Il chassa son épouse enceinte sous prétexte qu’elle attendait une fille, tandis qu’il dilapidait une fortune pour offrir à sa maîtresse un accouchement luxueux dans une clinique privée, convaincu qu’elle lui donnerait enfin un fils. Pourtant, le jour de la naissance, un événement imprévu allait bouleverser à jamais son destin…
Le matin s’était levé avec douceur sur Lyon. Une lumière dorée glissait entre les toits rouges de la colline de Fourvière, enveloppant la ville d’une quiétude trompeuse.

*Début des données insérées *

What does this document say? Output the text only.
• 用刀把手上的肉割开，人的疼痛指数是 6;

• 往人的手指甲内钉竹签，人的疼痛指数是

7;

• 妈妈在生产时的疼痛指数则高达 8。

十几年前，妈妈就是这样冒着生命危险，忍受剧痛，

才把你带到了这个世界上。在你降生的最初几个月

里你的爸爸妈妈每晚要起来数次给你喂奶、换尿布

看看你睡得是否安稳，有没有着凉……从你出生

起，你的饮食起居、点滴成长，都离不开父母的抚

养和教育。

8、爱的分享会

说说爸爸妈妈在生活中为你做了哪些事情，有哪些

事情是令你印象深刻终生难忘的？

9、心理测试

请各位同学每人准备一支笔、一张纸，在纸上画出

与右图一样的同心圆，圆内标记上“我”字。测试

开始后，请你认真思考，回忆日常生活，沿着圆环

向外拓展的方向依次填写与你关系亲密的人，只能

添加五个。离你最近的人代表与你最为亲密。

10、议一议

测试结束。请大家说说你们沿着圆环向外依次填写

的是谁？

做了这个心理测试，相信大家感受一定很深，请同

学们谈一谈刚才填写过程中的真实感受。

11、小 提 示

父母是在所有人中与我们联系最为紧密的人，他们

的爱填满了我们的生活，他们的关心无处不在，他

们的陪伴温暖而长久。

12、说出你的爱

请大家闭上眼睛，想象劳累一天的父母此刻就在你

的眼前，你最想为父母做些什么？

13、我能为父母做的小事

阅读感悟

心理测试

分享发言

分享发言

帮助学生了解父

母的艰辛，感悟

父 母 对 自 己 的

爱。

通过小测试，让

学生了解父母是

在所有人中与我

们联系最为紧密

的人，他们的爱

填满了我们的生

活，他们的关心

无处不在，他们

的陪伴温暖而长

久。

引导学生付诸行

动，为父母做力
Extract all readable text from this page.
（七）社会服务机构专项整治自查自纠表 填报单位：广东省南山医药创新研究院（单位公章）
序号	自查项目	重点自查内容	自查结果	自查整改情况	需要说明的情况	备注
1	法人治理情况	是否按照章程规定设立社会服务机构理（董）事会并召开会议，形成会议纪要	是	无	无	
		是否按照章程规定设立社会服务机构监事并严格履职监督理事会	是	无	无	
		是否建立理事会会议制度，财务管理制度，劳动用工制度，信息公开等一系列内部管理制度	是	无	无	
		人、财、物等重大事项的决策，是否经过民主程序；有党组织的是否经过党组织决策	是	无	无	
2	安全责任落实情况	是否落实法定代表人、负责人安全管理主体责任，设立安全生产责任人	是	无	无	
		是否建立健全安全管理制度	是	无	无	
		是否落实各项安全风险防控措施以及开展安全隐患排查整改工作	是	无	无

Dans son petit appartement de la Croix-Rousse, Élise avançait lentement, une main posée sur son ventre arrondi, prêt à donner la vie. Chaque pas lui coûtait, mais, malgré l’épuisement, elle murmurait avec tendresse :
— « Tiens bon, mon amour… encore un peu, et nous nous rencontrerons enfin. »
Marc, son mari, ne lui accorda pas même un regard. Depuis le début de sa grossesse, l’homme autrefois attentionné s’était mué en étranger. Tout l’irritait : les odeurs, son sommeil fragile, son souffle court. Comme si la maternité l’avait rendue invisible.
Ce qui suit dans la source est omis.